Tutorial
1 Overview
This tutorial walks through how to install the package, run the full data pipeline, and reproduce the core analysis used in this project.
The goal is to provide a clear, end-to-end workflow so that another user can generate the dataset and explore earthquake impact patterns independently.
2 Installation
First, clone the repository and install the package locally.
git clone https://github.com/amandazweller/Final-project.git
cd Final-project
pip install -e .This installs the earthquake_analysis package in editable mode, allowing you to use its functions directly.
3 Running the Data Pipeline
The full data pipeline collects, merges, and cleans the dataset.

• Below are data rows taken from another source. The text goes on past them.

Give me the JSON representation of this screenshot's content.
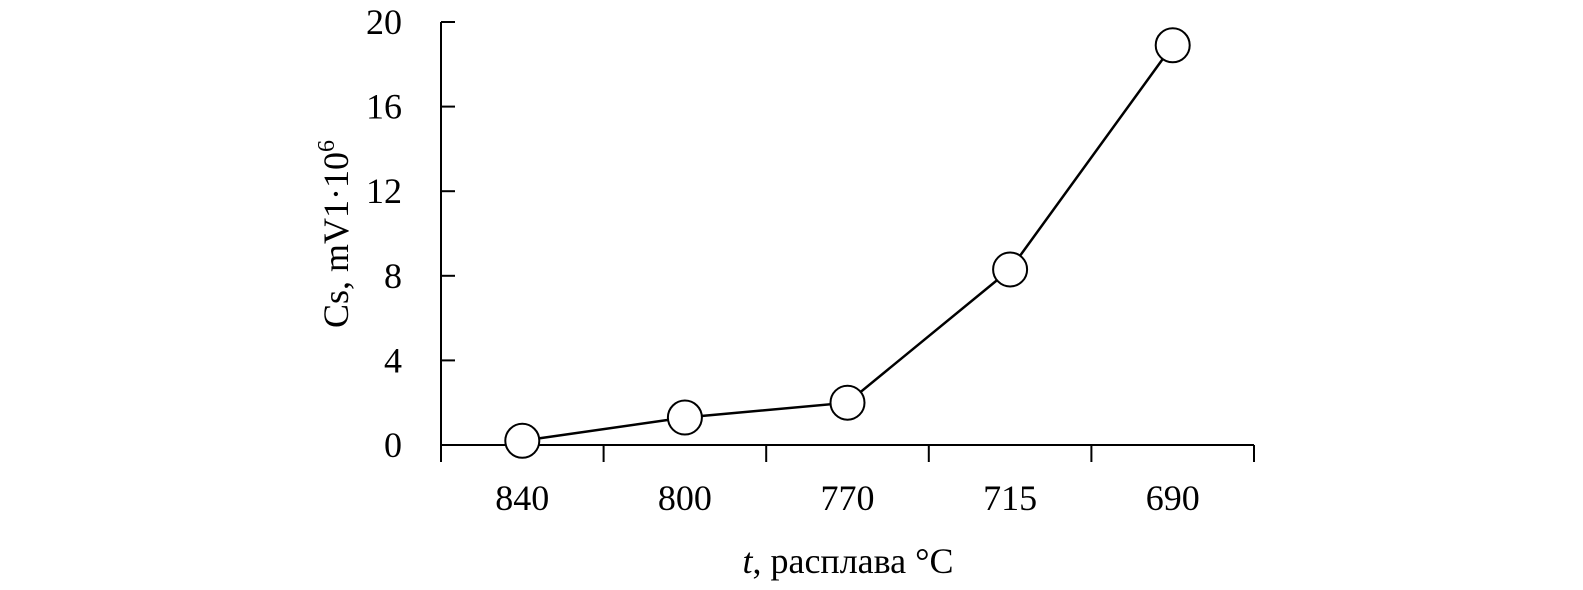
{
  "chart_data": {
    "type": "line",
    "title": "",
    "xlabel_var": "t",
    "xlabel_rest": ", расплава °C",
    "ylabel": "Cs, mV1·10",
    "ylabel_sup": "6",
    "categories": [
      "840",
      "800",
      "770",
      "715",
      "690"
    ],
    "series": [
      {
        "name": "Cs",
        "values": [
          0.2,
          1.3,
          2.0,
          8.3,
          18.9
        ]
      }
    ],
    "ylim": [
      0,
      20
    ],
    "yticks": [
      "0",
      "4",
      "8",
      "12",
      "16",
      "20"
    ],
    "grid": false,
    "marker": "open-circle",
    "color": "#000000"
  }
}
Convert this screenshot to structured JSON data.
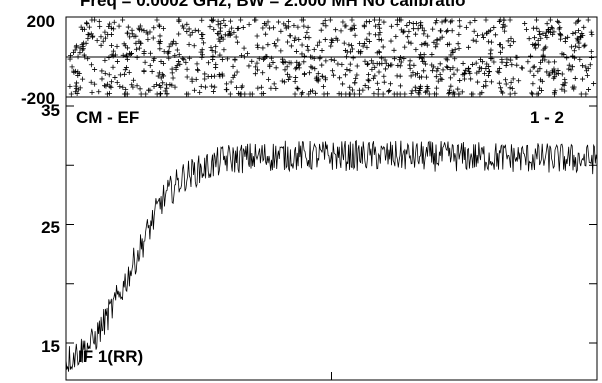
{
  "title": "Freq = 0.0002 GHz, BW = 2.000 MH   No calibratio",
  "phase_panel": {
    "y_ticks": [
      "200",
      "-200"
    ],
    "ylim": [
      -200,
      200
    ]
  },
  "amp_panel": {
    "y_ticks": [
      "35",
      "25",
      "15"
    ],
    "baseline_label": "CM - EF",
    "channel_label": "1 - 2",
    "if_label": "IF 1(RR)"
  },
  "chart_data": [
    {
      "type": "scatter",
      "panel": "phase",
      "description_marker": "plus",
      "ylim": [
        -200,
        200
      ],
      "y_ticks": [
        200,
        -200
      ],
      "points_count": 1000,
      "value_range": [
        -200,
        200
      ]
    },
    {
      "type": "line",
      "panel": "amplitude",
      "ylim": [
        12,
        35
      ],
      "y_ticks": [
        35,
        25,
        15
      ],
      "xlim": [
        0,
        1
      ],
      "x_ticks_fraction": [
        0.5
      ],
      "knots": [
        [
          0.0,
          13.5
        ],
        [
          0.05,
          15.0
        ],
        [
          0.1,
          19.0
        ],
        [
          0.15,
          24.0
        ],
        [
          0.18,
          27.0
        ],
        [
          0.22,
          29.0
        ],
        [
          0.3,
          30.5
        ],
        [
          0.4,
          30.8
        ],
        [
          0.6,
          30.8
        ],
        [
          0.8,
          30.7
        ],
        [
          1.0,
          30.5
        ]
      ],
      "noise_amplitude": 1.3
    }
  ]
}
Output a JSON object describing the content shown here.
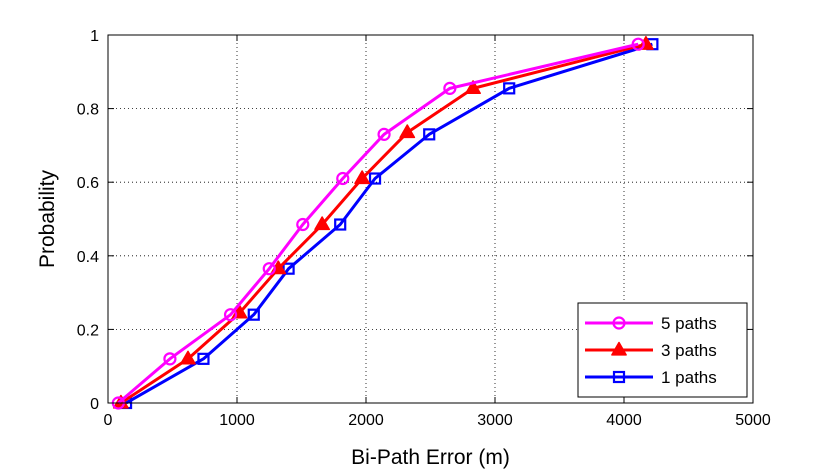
{
  "chart_data": {
    "type": "line",
    "title": "",
    "xlabel": "Bi-Path Error (m)",
    "ylabel": "Probability",
    "xlim": [
      0,
      5000
    ],
    "ylim": [
      0,
      1
    ],
    "xticks": [
      0,
      1000,
      2000,
      3000,
      4000,
      5000
    ],
    "yticks": [
      0,
      0.2,
      0.4,
      0.6,
      0.8,
      1
    ],
    "xtick_labels": [
      "0",
      "1000",
      "2000",
      "3000",
      "4000",
      "5000"
    ],
    "ytick_labels": [
      "0",
      "0.2",
      "0.4",
      "0.6",
      "0.8",
      "1"
    ],
    "grid": true,
    "legend_position": "bottom-right",
    "series": [
      {
        "name": "5 paths",
        "color": "#ff00ff",
        "marker": "circle",
        "x": [
          80,
          480,
          950,
          1250,
          1510,
          1820,
          2140,
          2650,
          4110
        ],
        "y": [
          0,
          0.12,
          0.24,
          0.365,
          0.485,
          0.61,
          0.73,
          0.855,
          0.975
        ]
      },
      {
        "name": "3 paths",
        "color": "#ff0000",
        "marker": "triangle",
        "x": [
          100,
          620,
          1020,
          1320,
          1660,
          1970,
          2320,
          2830,
          4170
        ],
        "y": [
          0,
          0.12,
          0.245,
          0.365,
          0.485,
          0.61,
          0.735,
          0.855,
          0.975
        ]
      },
      {
        "name": "1 paths",
        "color": "#0000ff",
        "marker": "square",
        "x": [
          140,
          740,
          1130,
          1400,
          1800,
          2070,
          2490,
          3110,
          4220
        ],
        "y": [
          0,
          0.12,
          0.24,
          0.365,
          0.485,
          0.61,
          0.73,
          0.855,
          0.975
        ]
      }
    ]
  }
}
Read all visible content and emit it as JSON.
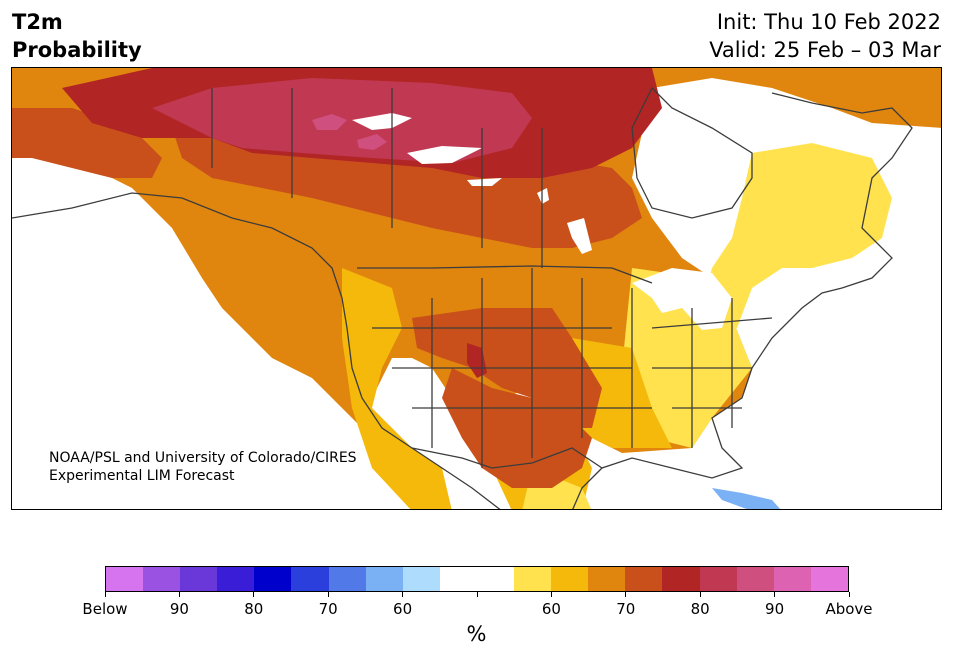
{
  "header": {
    "title_line1": "T2m",
    "title_line2": "Probability",
    "init": "Init: Thu 10 Feb 2022",
    "valid": "Valid: 25 Feb – 03 Mar"
  },
  "credit": {
    "line1": "NOAA/PSL and University of Colorado/CIRES",
    "line2": "Experimental LIM Forecast"
  },
  "colorbar": {
    "unit": "%",
    "colors": [
      "#d673ee",
      "#9a52e3",
      "#6a38d8",
      "#3a1dd6",
      "#0000cc",
      "#2a3fdc",
      "#5179e8",
      "#7ab1f5",
      "#aedcfc",
      "#ffffff",
      "#ffffff",
      "#ffe24d",
      "#f4b90a",
      "#e0860f",
      "#c9501a",
      "#b22525",
      "#c13852",
      "#cf4f7e",
      "#dd62b1",
      "#e674dd"
    ],
    "tick_labels": [
      "Below",
      "90",
      "80",
      "70",
      "60",
      "",
      "60",
      "70",
      "80",
      "90",
      "Above"
    ]
  },
  "map": {
    "colors": {
      "c50": "#ffe24d",
      "c60": "#f4b90a",
      "c65": "#e0860f",
      "c70": "#c9501a",
      "c80": "#b22525",
      "c85": "#c13852",
      "c90": "#cf4f7e",
      "cold": "#7ab1f5",
      "border": "#3c3c3c"
    }
  }
}
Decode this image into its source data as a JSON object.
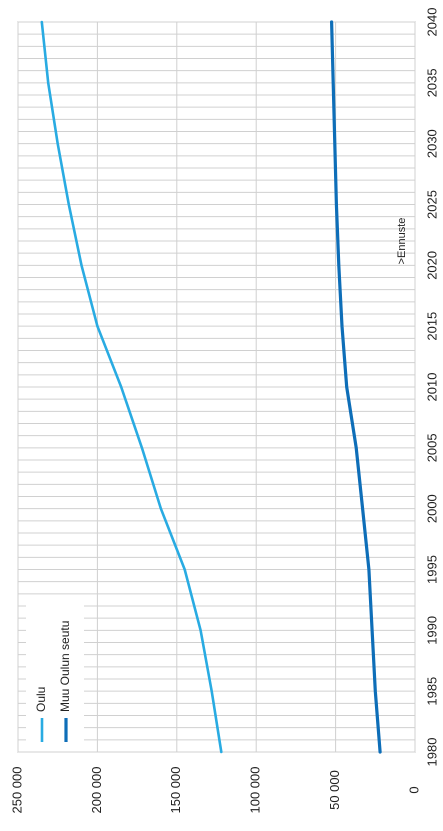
{
  "chart_data": {
    "type": "line",
    "orientation": "rotated-90-ccw",
    "x": [
      1980,
      1985,
      1990,
      1995,
      2000,
      2005,
      2010,
      2015,
      2020,
      2025,
      2030,
      2035,
      2040
    ],
    "x_ticks": [
      "1980",
      "1985",
      "1990",
      "1995",
      "2000",
      "2005",
      "2010",
      "2015",
      "2020",
      "2025",
      "2030",
      "2035",
      "2040"
    ],
    "y_ticks": [
      "0",
      "50 000",
      "100 000",
      "150 000",
      "200 000",
      "250 000"
    ],
    "ylim": [
      0,
      250000
    ],
    "xlim": [
      1980,
      2040
    ],
    "grid": true,
    "legend_position": "upper-left",
    "series": [
      {
        "name": "Oulu",
        "color": "#29abe2",
        "values": [
          122000,
          128000,
          135000,
          145000,
          160000,
          172000,
          185000,
          200000,
          210000,
          218000,
          225000,
          231000,
          235000
        ]
      },
      {
        "name": "Muu Oulun seutu",
        "color": "#0e6eb8",
        "values": [
          22000,
          25000,
          27000,
          29000,
          33000,
          37000,
          43000,
          46000,
          48000,
          49500,
          50500,
          51500,
          52500
        ]
      }
    ],
    "annotations": [
      {
        "text": ">Ennuste",
        "x": 2022
      }
    ]
  }
}
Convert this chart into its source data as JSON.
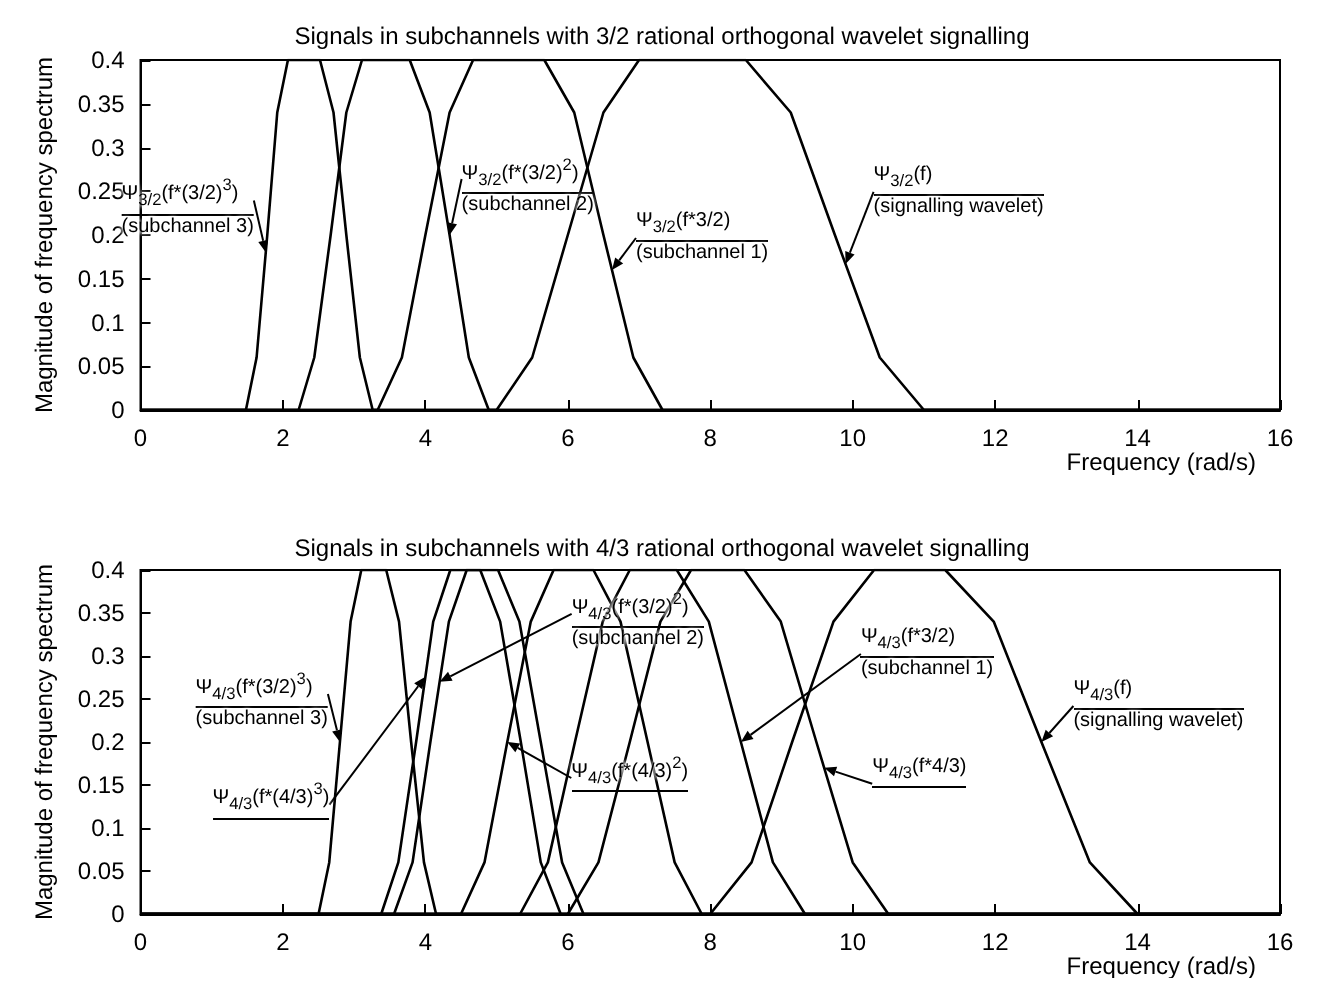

python scripts/run_pipeline.pyThis script performs the following steps:
- Fetches earthquake event data from the USGS API
- Fetches significant earthquake impact data from NOAA/NCEI
- Matches events across datasets using time and geographic proximity
- Cleans and standardizes the merged dataset
- Outputs processed data files to the
data/directory
After running, you should see files such as:
data/cleaned.csv
data/analysis_subset.csv
4 Using the Package
You can also run individual steps manually using the package functions.
from earthquake_analysis import (
fetch_ncei,
fetch_usgs,
merge_usgs_ncei,
clean_merged,
magnitude_vs_impact,
)
# Fetch raw data
df_ncei = fetch_ncei(min_year=2010, max_year=2024)
df_usgs = fetch_usgs("2010-01-01", "2024-12-31")
# Merge datasets
merged = merge_usgs_ncei(df_usgs, df_ncei)
# Clean data
cleaned = clean_merged(merged)
# Run an example analysis
result = magnitude_vs_impact(cleaned)
print(result.head())This modular structure allows you to:
- inspect intermediate data
- modify matching criteria
- run custom analyses
5 Running the Dashboard
To explore the results interactively, launch the Streamlit app:
streamlit run app.pyThe dashboard provides:
- magnitude vs. impact comparisons
- depth-based summaries
- regional vulnerability visualizations
- time-series trends for deaths and damage
6 Reproducibility Notes
- The pipeline depends on external APIs (USGS and NOAA/NCEI)
- Running the pipeline may take several minutes due to data retrieval
- Results may vary slightly over time as source data updates
7 Troubleshooting
Issue: Missing dataset when launching the app
→ Run the pipeline first:
python scripts/run_pipeline.pyIssue: Slow data retrieval
→ This is expected when fetching large time ranges from the USGS API
Issue: Import errors
→ Ensure the package is installed using:
pip install -e .8 Summary
This tutorial demonstrates how to:
- install and configure the project
- generate the dataset from raw sources
- run analysis functions
- launch the interactive dashboard
Together, these steps reproduce the full data science workflow used in the project.